Covert Cloud Communication with Lambdas

Reviewed by Greg Wilson / 2023-03-13
Keywords: Cloud Computing, Security

The biggest change in practical computing in the last decade has been the nearly-universal return to shared hardware. As with the mainframes of my youth, companies rent time on other people's computers rather than buying and managing their own. And as with any form of sharing, that opens up new security holes and new avenues of attack.

This paper looks at something I would once have dismisssed as Hollywood word salad: covert communication between lambdas co-resident on the same physical server. The authors leverage the hardware's memory bus to detect what's running, and show that they can send a couple of hundred bits per second between supposedly-isolated processes. That might not seem like a lot, but it's more than enough to share a password or a private key, and like most of computer security it's both fascinating and frightening.

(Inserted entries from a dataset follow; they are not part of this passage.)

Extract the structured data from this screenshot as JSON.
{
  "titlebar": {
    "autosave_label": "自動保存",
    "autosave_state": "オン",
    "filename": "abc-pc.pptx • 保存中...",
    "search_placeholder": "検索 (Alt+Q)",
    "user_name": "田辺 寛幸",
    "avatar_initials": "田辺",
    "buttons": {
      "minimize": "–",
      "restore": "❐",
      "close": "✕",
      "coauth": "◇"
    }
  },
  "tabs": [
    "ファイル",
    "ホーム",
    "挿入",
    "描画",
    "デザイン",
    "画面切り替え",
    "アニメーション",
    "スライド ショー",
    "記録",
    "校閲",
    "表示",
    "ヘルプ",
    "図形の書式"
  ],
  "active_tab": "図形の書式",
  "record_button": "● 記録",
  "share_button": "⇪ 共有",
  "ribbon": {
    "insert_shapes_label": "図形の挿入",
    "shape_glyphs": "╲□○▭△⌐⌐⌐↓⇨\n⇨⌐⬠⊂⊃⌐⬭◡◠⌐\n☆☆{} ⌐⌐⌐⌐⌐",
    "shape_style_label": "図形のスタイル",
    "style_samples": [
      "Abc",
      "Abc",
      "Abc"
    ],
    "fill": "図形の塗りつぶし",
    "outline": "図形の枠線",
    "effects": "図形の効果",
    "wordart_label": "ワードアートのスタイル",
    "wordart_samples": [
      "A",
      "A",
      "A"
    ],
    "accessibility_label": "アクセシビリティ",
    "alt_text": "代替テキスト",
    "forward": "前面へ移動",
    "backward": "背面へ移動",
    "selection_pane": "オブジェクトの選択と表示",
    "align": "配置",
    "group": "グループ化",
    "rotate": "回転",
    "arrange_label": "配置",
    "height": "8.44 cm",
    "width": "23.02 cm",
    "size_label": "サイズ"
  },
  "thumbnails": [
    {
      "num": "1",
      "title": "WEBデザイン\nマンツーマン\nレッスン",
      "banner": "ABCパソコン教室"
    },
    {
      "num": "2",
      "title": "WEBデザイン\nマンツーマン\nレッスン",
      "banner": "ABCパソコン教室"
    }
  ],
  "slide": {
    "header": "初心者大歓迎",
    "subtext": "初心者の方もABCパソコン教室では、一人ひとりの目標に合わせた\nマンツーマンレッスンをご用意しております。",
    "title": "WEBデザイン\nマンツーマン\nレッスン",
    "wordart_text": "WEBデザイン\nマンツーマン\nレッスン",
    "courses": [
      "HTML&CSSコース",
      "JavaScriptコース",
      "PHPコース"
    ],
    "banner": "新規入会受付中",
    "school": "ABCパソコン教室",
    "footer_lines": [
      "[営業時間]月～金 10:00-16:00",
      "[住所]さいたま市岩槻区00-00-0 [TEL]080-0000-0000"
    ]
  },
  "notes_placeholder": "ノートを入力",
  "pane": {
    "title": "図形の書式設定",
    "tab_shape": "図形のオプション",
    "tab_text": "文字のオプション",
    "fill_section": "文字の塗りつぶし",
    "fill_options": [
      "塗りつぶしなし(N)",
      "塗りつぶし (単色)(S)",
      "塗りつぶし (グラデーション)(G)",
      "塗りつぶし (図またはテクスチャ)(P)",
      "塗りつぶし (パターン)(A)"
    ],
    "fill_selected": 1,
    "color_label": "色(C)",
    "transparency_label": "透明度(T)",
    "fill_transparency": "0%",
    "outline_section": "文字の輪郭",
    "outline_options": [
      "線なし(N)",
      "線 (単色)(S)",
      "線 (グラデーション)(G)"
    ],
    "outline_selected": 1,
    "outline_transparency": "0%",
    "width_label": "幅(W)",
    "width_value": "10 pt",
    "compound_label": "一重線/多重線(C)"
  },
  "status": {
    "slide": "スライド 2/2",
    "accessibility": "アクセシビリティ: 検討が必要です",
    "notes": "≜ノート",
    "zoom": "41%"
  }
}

Anil Yelam, Shibani Subbareddy, Keerthana Ganesan, Stefan Savage, and Ariana Mirian. CoResident evil: covert communication in the cloud with lambdas. In Proceedings of the Web Conference 2021. ACM, Apr 2021. doi:10.1145/3442381.3450100.

"Serverless" cloud services, such as AWS lambdas, are one of the fastest growing segments of the cloud services market. These services are popular in part due to their light-weight nature and flexibility in scheduling and cost, however the security issues associated with serverless computing are not well understood. In this work, we explore the feasibility of constructing a practical covert channel from lambdas. We establish that a fast co-residence detection for lambdas is key to enabling such a covert channel, and proceed to develop a reliable and scalable co-residence detector based on the memory bus hardware. Our technique enables dynamic discovery for co-resident lambdas and is incredibly fast, executing in a matter of seconds. We evaluate our approach for correctness and scalability, and use it to establish covert channels and perform data transfer on AWS lambdas. We show that we can establish hundreds of individual covert channels for every 1000 lambdas deployed, and each of those channels can send data at a rate of ~200 bits per second, thus demonstrating that covert communication via lambdas is entirely feasible.